In a previous blog post I described the internal data tables and the symbol tables. (See “Symbol Tables and Bit-Stuffed Pointers”). These tables constitute the QlikView internal data model. Then there are the state space vectors that keep track of the user’s selections (See “Colors, states and state vectors”).
In addition to these, there are other structures used to calculate the sheet objects. Sometimes a sheet object can use quite a lot of memory, e.g., a chart with many dimensions.
Often you need to ask yourself – “What in this application uses a lot of memory? What can I improve or optimize?” Is it the data model itself or is it the symbol tables? Or is there a chart that uses a lot of memory?”
To get an answer to these questions, you can use the memory statistics tool. Here follows a basic recipe for a memory analysis:
Create a memory statistics file from the application you want to analyze (Document Properties -> General -> Memory Statistics). This will export some memory statistics data to a tab separated file.
Create a new QlikView document in which you load the created file.
Create list boxes for the fields Class, Type, and Subtype.
To understand what these fields display, see the table below.
The Class field tells you whether the memory used is part of the internal database (data tables and symbol tables), the state space (the selections), the sheet objects (volatile structures to calculate the sheet objects), or a variable. The Type and SubType fields give you additional information about where memory is used.
Create a drill-down group of the fields Class, Type, and Subtype named ">Type".
Create a stacked bar chart with Id as first dimension, >Type as second dimension, and Sum(Bytes) as expression.
Sort the chart descending according to y-value.
Restrict the chart to show only the first 10 bars.
You should now have a graph similar to the one below.
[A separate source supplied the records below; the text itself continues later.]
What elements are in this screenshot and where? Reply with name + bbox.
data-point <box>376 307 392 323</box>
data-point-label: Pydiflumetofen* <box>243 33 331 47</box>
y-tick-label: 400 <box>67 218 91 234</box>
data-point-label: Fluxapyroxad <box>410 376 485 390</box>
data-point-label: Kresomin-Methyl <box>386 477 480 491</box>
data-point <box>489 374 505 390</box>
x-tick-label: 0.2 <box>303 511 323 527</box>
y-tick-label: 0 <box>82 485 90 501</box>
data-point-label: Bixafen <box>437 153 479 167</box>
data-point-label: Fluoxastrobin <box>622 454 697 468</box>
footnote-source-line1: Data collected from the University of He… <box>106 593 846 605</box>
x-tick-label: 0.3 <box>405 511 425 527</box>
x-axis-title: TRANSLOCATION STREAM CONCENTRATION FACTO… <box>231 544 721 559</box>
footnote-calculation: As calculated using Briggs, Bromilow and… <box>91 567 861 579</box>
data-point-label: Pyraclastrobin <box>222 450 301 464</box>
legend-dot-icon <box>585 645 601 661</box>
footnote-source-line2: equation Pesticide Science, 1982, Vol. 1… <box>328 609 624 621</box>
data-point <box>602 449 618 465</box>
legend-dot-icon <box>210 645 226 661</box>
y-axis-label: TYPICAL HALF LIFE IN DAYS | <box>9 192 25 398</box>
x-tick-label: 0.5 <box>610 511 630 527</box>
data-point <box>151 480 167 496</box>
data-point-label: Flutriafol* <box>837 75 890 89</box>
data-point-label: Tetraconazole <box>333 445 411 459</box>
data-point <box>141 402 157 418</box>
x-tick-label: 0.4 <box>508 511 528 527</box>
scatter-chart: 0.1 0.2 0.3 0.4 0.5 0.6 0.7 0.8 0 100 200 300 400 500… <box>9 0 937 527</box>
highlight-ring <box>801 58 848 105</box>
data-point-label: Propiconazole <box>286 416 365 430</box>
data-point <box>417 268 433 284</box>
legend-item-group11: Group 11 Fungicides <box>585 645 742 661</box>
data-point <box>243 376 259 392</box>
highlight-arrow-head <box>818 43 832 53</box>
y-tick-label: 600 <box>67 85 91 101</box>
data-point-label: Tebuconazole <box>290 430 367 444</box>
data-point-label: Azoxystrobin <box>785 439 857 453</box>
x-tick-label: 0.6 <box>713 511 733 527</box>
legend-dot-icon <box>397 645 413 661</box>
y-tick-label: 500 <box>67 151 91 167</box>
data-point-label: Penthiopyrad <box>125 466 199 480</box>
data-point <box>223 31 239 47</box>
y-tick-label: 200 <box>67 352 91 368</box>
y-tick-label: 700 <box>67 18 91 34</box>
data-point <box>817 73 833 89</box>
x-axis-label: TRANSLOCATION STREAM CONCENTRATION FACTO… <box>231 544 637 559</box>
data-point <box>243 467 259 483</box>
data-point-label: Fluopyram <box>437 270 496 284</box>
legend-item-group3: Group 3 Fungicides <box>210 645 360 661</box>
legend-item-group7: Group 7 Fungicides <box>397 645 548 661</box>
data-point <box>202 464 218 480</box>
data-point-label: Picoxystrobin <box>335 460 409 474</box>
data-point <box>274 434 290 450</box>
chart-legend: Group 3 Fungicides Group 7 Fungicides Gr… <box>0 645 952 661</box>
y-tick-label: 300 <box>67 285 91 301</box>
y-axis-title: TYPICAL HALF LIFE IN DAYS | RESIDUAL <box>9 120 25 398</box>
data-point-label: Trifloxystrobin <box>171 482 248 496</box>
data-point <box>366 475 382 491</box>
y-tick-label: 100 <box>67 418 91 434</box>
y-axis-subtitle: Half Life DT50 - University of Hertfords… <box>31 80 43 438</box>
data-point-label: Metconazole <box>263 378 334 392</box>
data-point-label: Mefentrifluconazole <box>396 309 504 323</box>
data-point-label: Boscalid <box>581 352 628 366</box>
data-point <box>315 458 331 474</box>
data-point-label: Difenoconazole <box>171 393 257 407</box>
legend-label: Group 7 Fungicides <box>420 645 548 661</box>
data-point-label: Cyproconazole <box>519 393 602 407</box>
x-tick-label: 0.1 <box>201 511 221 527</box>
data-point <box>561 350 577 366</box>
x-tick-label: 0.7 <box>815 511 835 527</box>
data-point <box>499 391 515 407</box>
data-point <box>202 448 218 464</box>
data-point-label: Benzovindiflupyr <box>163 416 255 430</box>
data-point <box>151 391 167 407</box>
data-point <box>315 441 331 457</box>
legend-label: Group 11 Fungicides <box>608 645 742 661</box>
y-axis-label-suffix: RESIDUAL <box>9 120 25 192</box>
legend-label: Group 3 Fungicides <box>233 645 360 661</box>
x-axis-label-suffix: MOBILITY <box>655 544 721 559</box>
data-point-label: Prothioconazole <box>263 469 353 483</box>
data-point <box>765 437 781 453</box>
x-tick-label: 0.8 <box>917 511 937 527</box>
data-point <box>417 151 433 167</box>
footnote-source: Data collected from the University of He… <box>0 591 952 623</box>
In this you can see which objects, tables, or fields are consuming memory in your application. The bars to the left are the ones that use a lot.
Now you can start to optimize!
If most of your memory consumption is made by sheet objects, look at them and see if there is anything you can do. Does this chart have too many dimensions? Is the expression too complex? Do I really need to sort this list box with a very large number of distinct values? Do I need to show it at all?
If most of your memory consumption is due to database symbols, look at whether you can use the autonumber function to make these symbol tables use less memory.
If most of your memory consumption is made by database tables, you might want to remove columns, or aggregate data. Or maybe realize that optimization isn’t worth wile…
One small word of warning: The numbers in the memory statistics analysis should not be trusted too literally – they do not always describe the situation completely. For instance, if a calculation is cached, it will not show up in the memory usage. Further, if an object has not been opened yet, its memory consumption is unknown and will display as zero. But in spite of these shortcomings, the memory statistics function will most of the time help you find where memory is used.
I concur, Henric. When I tested this using the Sheet Properties window, a selection took 116,812 milliseconds immediately after opening the .qvw. After making other selections, clearing, and making that initial selection again, the same selection took only 4,797 milliseconds.
Do you have any idea why I would see a negative number in recalculation time?
It's complicated and I don't know all the details...
But - first of all, you're looking at the symbol tables, i.e. the tables that store the unique values. Characters and numbers are treated completely differently here.
Numbers are stored as duals with 8 bytes for each numeric value + 1 byte for each digit for the formatting. So, your '1DIGITNUM' would then need 9 bytes for the value and its formatting. The extra two bytes are som kind of overhead that I do not know the details of.
Strings are stored with sometimes 1 byte per character, sometimes several. (Try Unicode characters, and you'll see.) Your 3 char fields all use 6+N bytes, i.e. the 6 bytes are overhead, probably for sorting, but also here I am not sure for what these are used.
If you load several records, you will see some other interesting effects, e.g. that consecutive numbers use 0 bytes - they are not stored since they are implicit, so QlikView figures out which number it is anyway.
What if it were using fixed points to calculate generation times, and the system clock/calendar was changed?
Like it said hey my calculation finished at 12:00 on 1/1/2014 and then you set the system time to 12/15/2013, interact with the app and it says "my last calculation took -15 days"?